La vie quotidienne révèle aussi des paradoxes frappants. Malgré un régime ultra-conservateur, les femmes iraniennes comptent parmi les plus éduquées de la région et sont aujourd’hui plus nombreuses que les hommes dans les universités. Elles sont aussi parmi les plus nombreuses au monde à faire de la chirurgie esthétique, notamment celle du nez. L’alcool est officiellement interdit mais il circule dans de nombreux cercles privés au point que l’alcoolisme est devenu un véritable problème de santé publique.
Autre paradoxe. En 1989, l’ayatollah Khomeini autorise juridiquement les opérations de changement de sexe, une décision inattendue dans un système par ailleurs extrêmement répressif sur d’autres questions sociales.
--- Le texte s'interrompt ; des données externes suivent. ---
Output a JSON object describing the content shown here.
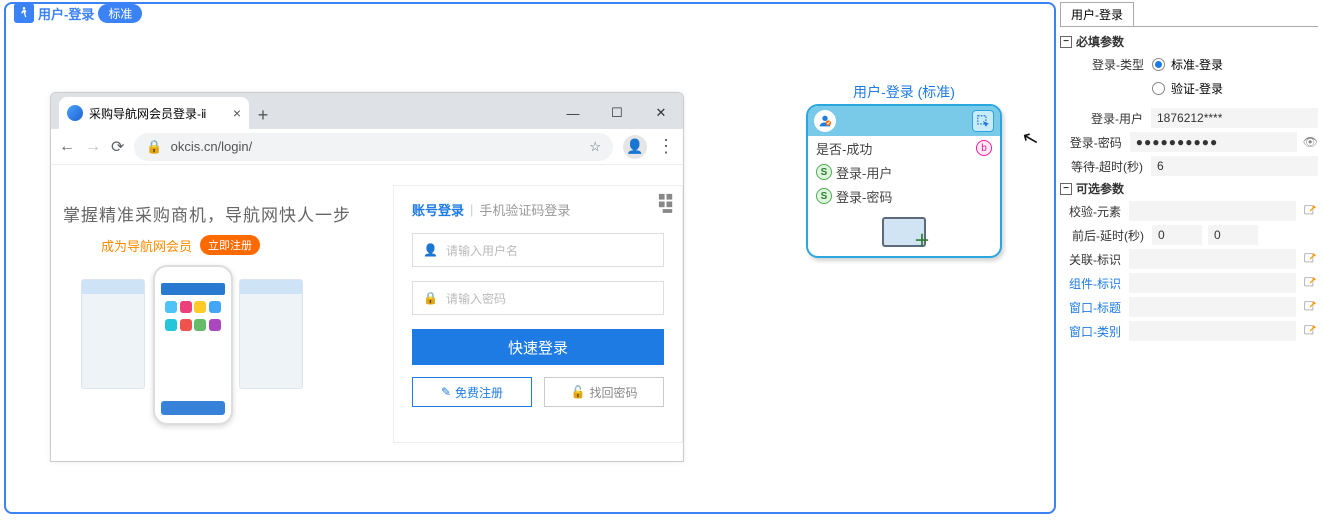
{
  "main": {
    "title": "用户-登录",
    "pill": "标准"
  },
  "browser": {
    "tab_title": "采购导航网会员登录-ⅱ",
    "url": "okcis.cn/login/",
    "slogan": "掌握精准采购商机，导航网快人一步",
    "member_text": "成为导航网会员",
    "reg_now": "立即注册",
    "login_tabs": {
      "active": "账号登录",
      "other": "手机验证码登录"
    },
    "placeholders": {
      "user": "请输入用户名",
      "pass": "请输入密码"
    },
    "login_btn": "快速登录",
    "free_reg": "免费注册",
    "find_pw": "找回密码"
  },
  "node": {
    "title": "用户-登录 (标准)",
    "success": "是否-成功",
    "rows": {
      "user": "登录-用户",
      "pass": "登录-密码"
    }
  },
  "panel": {
    "tab": "用户-登录",
    "group1": "必填参数",
    "group2": "可选参数",
    "login_type_label": "登录-类型",
    "login_type_opts": {
      "std": "标准-登录",
      "ver": "验证-登录"
    },
    "login_user_label": "登录-用户",
    "login_user_val": "1876212****",
    "login_pass_label": "登录-密码",
    "login_pass_val": "●●●●●●●●●●",
    "wait_label": "等待-超时(秒)",
    "wait_val": "6",
    "verify_label": "校验-元素",
    "delay_label": "前后-延时(秒)",
    "delay_a": "0",
    "delay_b": "0",
    "assoc_label": "关联-标识",
    "comp_label": "组件-标识",
    "win_title_label": "窗口-标题",
    "win_class_label": "窗口-类别"
  }
}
D’ailleurs, la rédac’ avait déjà fait un article sur les clichés versus la réalité en Iran.
La société iranienne reste aussi profondément dynamique et contestataire. Depuis 2022, le mouvement Femme Vie Liberté a exprimé une contestation massive du pouvoir après la mort de Mahsa Amini et révélé à quel point la société iranienne demeure bouillonnante, créative et traversée de forces de changement.
Derrière les tensions politiques et les crises géopolitiques, l’Iran reste avant tout une civilisation ancienne, foisonnante et profondément vivante. Une société qui n’a jamais cessé de produire du savoir, de l’art et de la beauté malgré les périodes les plus troublées. Espérons que sa richesse sera épargnée par la guerre actuelle, dont l’issue est encore pour l’heure très incertaine.